Poi scandisce di fronte ai suoi aguzzini le sue ultime parole: “Quando l’Armata Rossa espugnerà Berlino deporrete sulla mia fossa una camicia rossa”.
Anche la sorte di Franco Luigi, Gino per gli amici, è legata al Campo Giuriati e all’assassinio del comandante Campegi e dei suoi compagni gappisti.
Gino abitava nelle case popolari di via Aselli 6 e aveva una grande passione per la bici da corsa. Le cronache giornalistiche lombarde anteguerra riportavano le sue numerosi vittorie conquistate sulle strade della Brianza. La sua specialità erano le volate, perché aveva buona gamba e i suoi avversari lo temevano soprattutto negli sprint finali. Di mestiere faceva l’incisore perché a quei tempi non si canpava con i soli pedali.
L’8 settembre è il giorno dell’Armistizio. Gino non ha dubbi, sceglie la libertà, la montagna e i partigiani. Poi verrà il tempo della città e dei Gap. Bisognava non dare tregua ai nemici della Gnr, della Muti, della decima Mas e della Wehrmacht. Il suo impegno è totale nella preparazione e nelle conseguenti azioni sappiste e gappiste. L’essere stato corridore ciclista professionista conosciuto e apprezzato per le sue vittorie gli consente, tra l’altro, di avere un permesso speciale rilasciato dalla Questura di Milano per circolare liberamente con la sua bici da corsa. Come il “grande Gino Bartali” il Gino Franco utilizza il suo velocipedi per nascondere, trafugate e trasportare documenti e materiale di propaganda nel telaio, in barba ai controlli polizieschi.
Intanto la Liberazione si avvicina e lo contro si fa più cruento.
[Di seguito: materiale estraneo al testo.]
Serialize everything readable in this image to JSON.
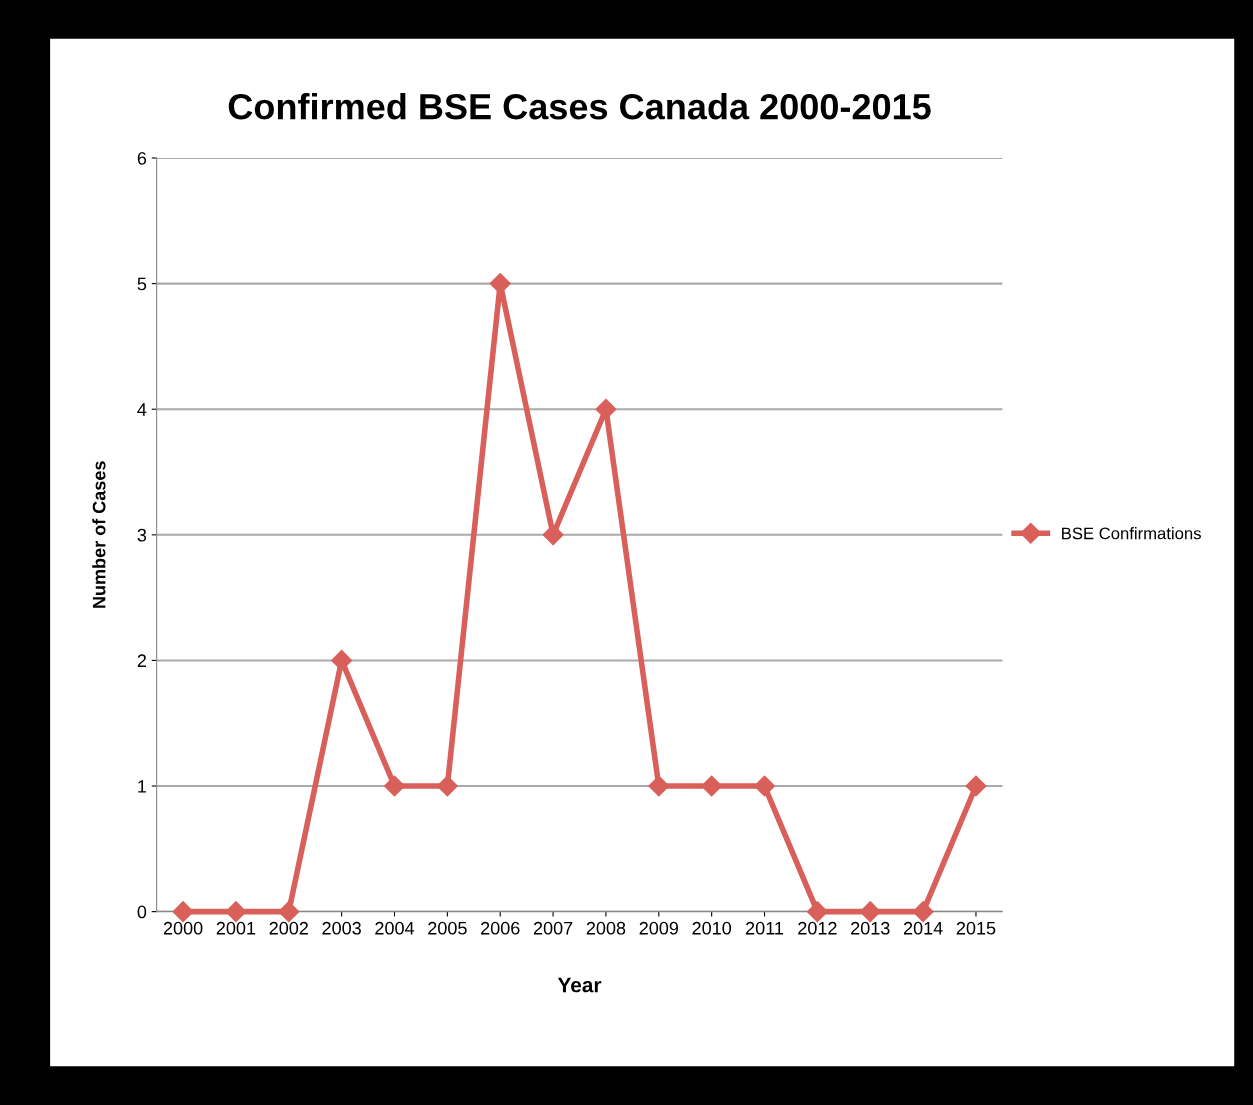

I nazifascisti sentono prossima la sconfitta e rispondono in modo sempre più vendicativo e spietato con rappresaglie e fucilazioni.
Sono passati solo due giorni dall’uccisione di Campegi e degli altri compagni. È il 4 febbraio 1945, bisogna rispondere all’ennesimo massacro del Giuriati. Sono in cinque quella sera: Gino, la sua ragazza Maria Selvetti, nome di battaglia “Lina”, Albino Ressi “Erminio”, Albino Trecchi “Bimbo” e Luigi Arcalini “Lince”. Il gruppo è affiatato, ha operato spesso assieme e sempre con successo. Dalla parte di corso Garibaldi, in via Pontaccio, c’è la mensa-covo della Ettore Muti da colpire. Ma qualcosa va storto. La bomba esplode anticipatamente e Gino, “Lina” e i suoi compagni non faranno più ritorno a casa. Prima di partire per l’azione Gino si è raccomandato all’amico partigiano “Nan” (Edoardo Clerici): “Se non mi vedrai tornare avvisa la mia mamma”.